Search code examples
pythonapache-flinkgoogle-cloud-dataflowapache-beamflink-streaming

Is it possible to groupBy a column that is not the key and append the aggregated results to the original record in Apache Flink/Beam


Let’s say I have data as following…

Col1 Col2 Col3 Col4
A ABC 101 1
B ABC 102 1
C ABCD 101 1
D ABCD 101 1
E ABC 101 1

I would like groupBy Col2 and Col3 and sum(or any other complex operation) of Col4 independently and storing the aggregates back as following... For simplicity, I've kept col4 as 1 so that count and the frequency are the same.

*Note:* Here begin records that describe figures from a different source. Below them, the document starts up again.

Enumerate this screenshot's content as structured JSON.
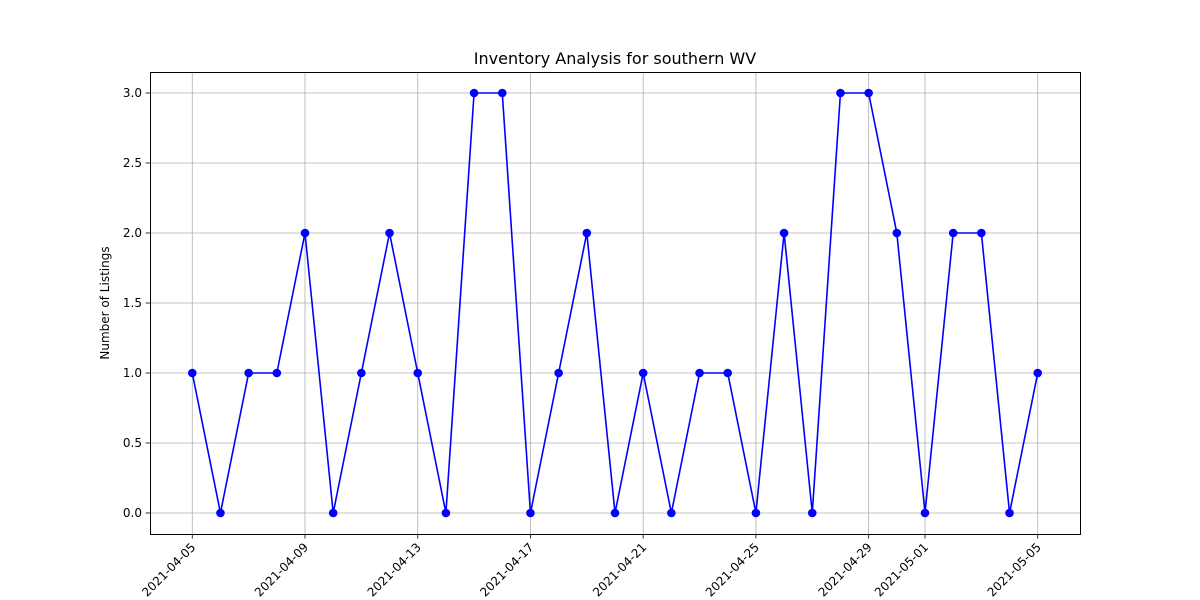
{
  "chart_data": {
    "type": "line",
    "title": "Inventory Analysis for southern WV",
    "xlabel": "",
    "ylabel": "Number of Listings",
    "x": [
      "2021-04-05",
      "2021-04-06",
      "2021-04-07",
      "2021-04-08",
      "2021-04-09",
      "2021-04-10",
      "2021-04-11",
      "2021-04-12",
      "2021-04-13",
      "2021-04-14",
      "2021-04-15",
      "2021-04-16",
      "2021-04-17",
      "2021-04-18",
      "2021-04-19",
      "2021-04-20",
      "2021-04-21",
      "2021-04-22",
      "2021-04-23",
      "2021-04-24",
      "2021-04-25",
      "2021-04-26",
      "2021-04-27",
      "2021-04-28",
      "2021-04-29",
      "2021-04-30",
      "2021-05-01",
      "2021-05-02",
      "2021-05-03",
      "2021-05-04",
      "2021-05-05"
    ],
    "series": [
      {
        "values": [
          1,
          0,
          1,
          1,
          2,
          0,
          1,
          2,
          1,
          0,
          3,
          3,
          0,
          1,
          2,
          0,
          1,
          0,
          1,
          1,
          0,
          2,
          0,
          3,
          3,
          2,
          0,
          2,
          2,
          0,
          1
        ],
        "color": "#0000ff",
        "marker": "circle"
      }
    ],
    "xticks": [
      "2021-04-05",
      "2021-04-09",
      "2021-04-13",
      "2021-04-17",
      "2021-04-21",
      "2021-04-25",
      "2021-04-29",
      "2021-05-01",
      "2021-05-05"
    ],
    "yticks": [
      "0.0",
      "0.5",
      "1.0",
      "1.5",
      "2.0",
      "2.5",
      "3.0"
    ],
    "ylim": [
      -0.15,
      3.15
    ],
    "grid": true
  }
}
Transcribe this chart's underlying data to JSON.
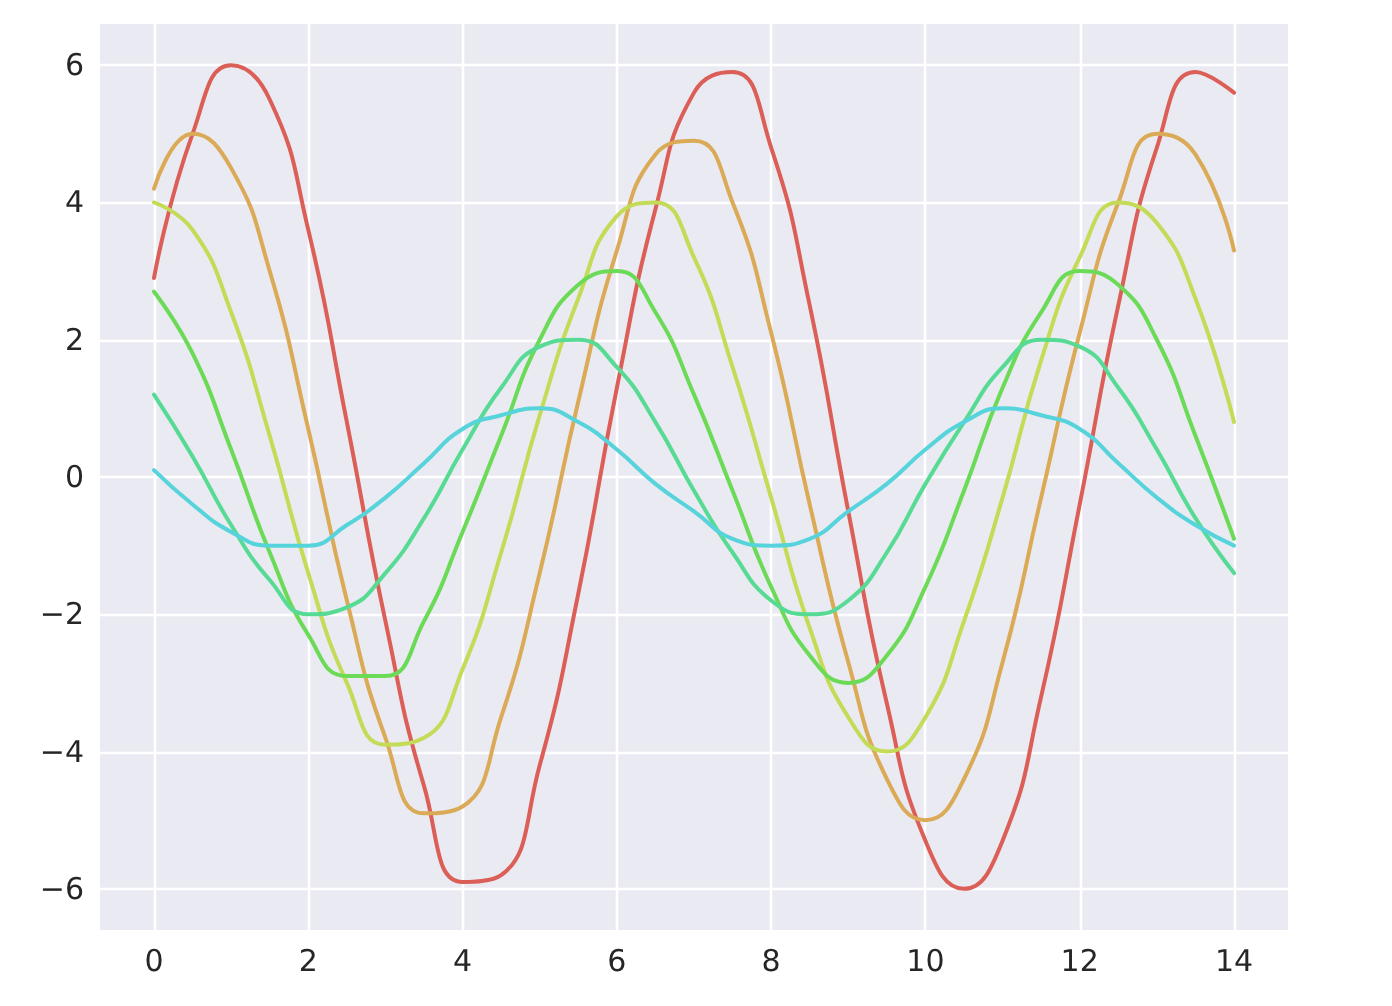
{
  "chart_data": {
    "type": "line",
    "x": [
      0,
      0.5,
      1,
      1.5,
      2,
      2.5,
      3,
      3.5,
      4,
      4.5,
      5,
      5.5,
      6,
      6.5,
      7,
      7.5,
      8,
      8.5,
      9,
      9.5,
      10,
      10.5,
      11,
      11.5,
      12,
      12.5,
      13,
      13.5,
      14
    ],
    "series": [
      {
        "color": "#db5f57",
        "values": [
          2.9,
          5.0,
          6.0,
          5.5,
          3.6,
          0.8,
          -2.1,
          -4.5,
          -5.9,
          -5.8,
          -4.2,
          -1.7,
          1.3,
          3.9,
          5.6,
          5.9,
          4.8,
          2.5,
          -0.5,
          -3.3,
          -5.3,
          -6.0,
          -5.3,
          -3.2,
          -0.4,
          2.5,
          4.8,
          5.9,
          5.6
        ]
      },
      {
        "color": "#dbaa57",
        "values": [
          4.2,
          5.0,
          4.5,
          3.0,
          0.7,
          -1.8,
          -3.8,
          -4.9,
          -4.8,
          -3.5,
          -1.4,
          1.1,
          3.3,
          4.7,
          4.9,
          4.0,
          2.1,
          -0.4,
          -2.7,
          -4.4,
          -5.0,
          -4.4,
          -2.7,
          -0.3,
          2.1,
          4.0,
          5.0,
          4.7,
          3.3
        ]
      },
      {
        "color": "#c3db57",
        "values": [
          4.0,
          3.6,
          2.4,
          0.6,
          -1.4,
          -3.0,
          -3.9,
          -3.8,
          -2.8,
          -1.1,
          0.9,
          2.6,
          3.8,
          4.0,
          3.2,
          1.6,
          -0.3,
          -2.2,
          -3.5,
          -4.0,
          -3.5,
          -2.1,
          -0.3,
          1.7,
          3.2,
          4.0,
          3.7,
          2.6,
          0.8
        ]
      },
      {
        "color": "#6bdb57",
        "values": [
          2.7,
          1.8,
          0.4,
          -1.1,
          -2.3,
          -2.9,
          -2.9,
          -2.1,
          -0.8,
          0.6,
          2.0,
          2.8,
          3.0,
          2.4,
          1.2,
          -0.2,
          -1.6,
          -2.6,
          -3.0,
          -2.6,
          -1.6,
          -0.2,
          1.3,
          2.4,
          3.0,
          2.8,
          2.0,
          0.6,
          -0.9
        ]
      },
      {
        "color": "#57db94",
        "values": [
          1.2,
          0.3,
          -0.7,
          -1.5,
          -2.0,
          -1.9,
          -1.4,
          -0.6,
          0.4,
          1.3,
          1.9,
          2.0,
          1.6,
          0.8,
          -0.2,
          -1.1,
          -1.8,
          -2.0,
          -1.8,
          -1.1,
          -0.1,
          0.8,
          1.6,
          2.0,
          1.9,
          1.3,
          0.4,
          -0.6,
          -1.4
        ]
      },
      {
        "color": "#57d3db",
        "values": [
          0.1,
          -0.4,
          -0.8,
          -1.0,
          -1.0,
          -0.7,
          -0.3,
          0.2,
          0.7,
          0.9,
          1.0,
          0.8,
          0.4,
          -0.1,
          -0.5,
          -0.9,
          -1.0,
          -0.9,
          -0.5,
          -0.1,
          0.4,
          0.8,
          1.0,
          0.9,
          0.7,
          0.2,
          -0.3,
          -0.7,
          -1.0
        ]
      }
    ],
    "xlim": [
      -0.7,
      14.7
    ],
    "ylim": [
      -6.6,
      6.6
    ],
    "xticks": [
      0,
      2,
      4,
      6,
      8,
      10,
      12,
      14
    ],
    "yticks": [
      {
        "value": -6,
        "label": "−6"
      },
      {
        "value": -4,
        "label": "−4"
      },
      {
        "value": -2,
        "label": "−2"
      },
      0,
      2,
      4,
      6
    ],
    "grid": true,
    "marker": "none",
    "line_style": "solid"
  }
}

Col1 Col2 Col2Agg Col3 Col3Agg Col4 Explanation
A ABC (ABC,1) 101 (101,1) 1 Seeing ABC, 101 for the first time
B ABC (ABC,2) 102 (102,1) 1 Have already seen ABC once, 102 for the first time
C ABCD (ABCD,1) 101 (101,2) 1 Have seen ABCD once and 101 twice
D ABCD (ABCD,2) 101 (101,3) 1 Have seen ABCD twice and 101 thrice
E ABC (ABC,3) 101 (101,4) 1 Have seen ABC thrice and 101 four times

I am exploring if such a logic can be implemented in apache beam. I am planning on persisting the Col2Agg and Col3Agg as states so that when I restart the system, the count isn't lost. I would also like to keep the number of records consistent with the input.


Solution

  • Yes, there is. The feature of Beam that is the best fit for this use case is "stateful DoFn" also called "stateful ParDo".

    The official documentation is at https://beam.apache.org/documentation/programming-guide/#state-and-timers and the introductory blog post is https://beam.apache.org/blog/stateful-processing/ and it uses an example just like what you are talking about.

    There is an important caveat: Beam is designed for massively parallel computation. Parallelism and ordering are exact opposites. So if you are wanting to get the elements in a particular order, you will quickly hit scalability and cost limitations. But if you simply want to attach a count of "what you've seen" to each element, stateful DoFn will work perfectly.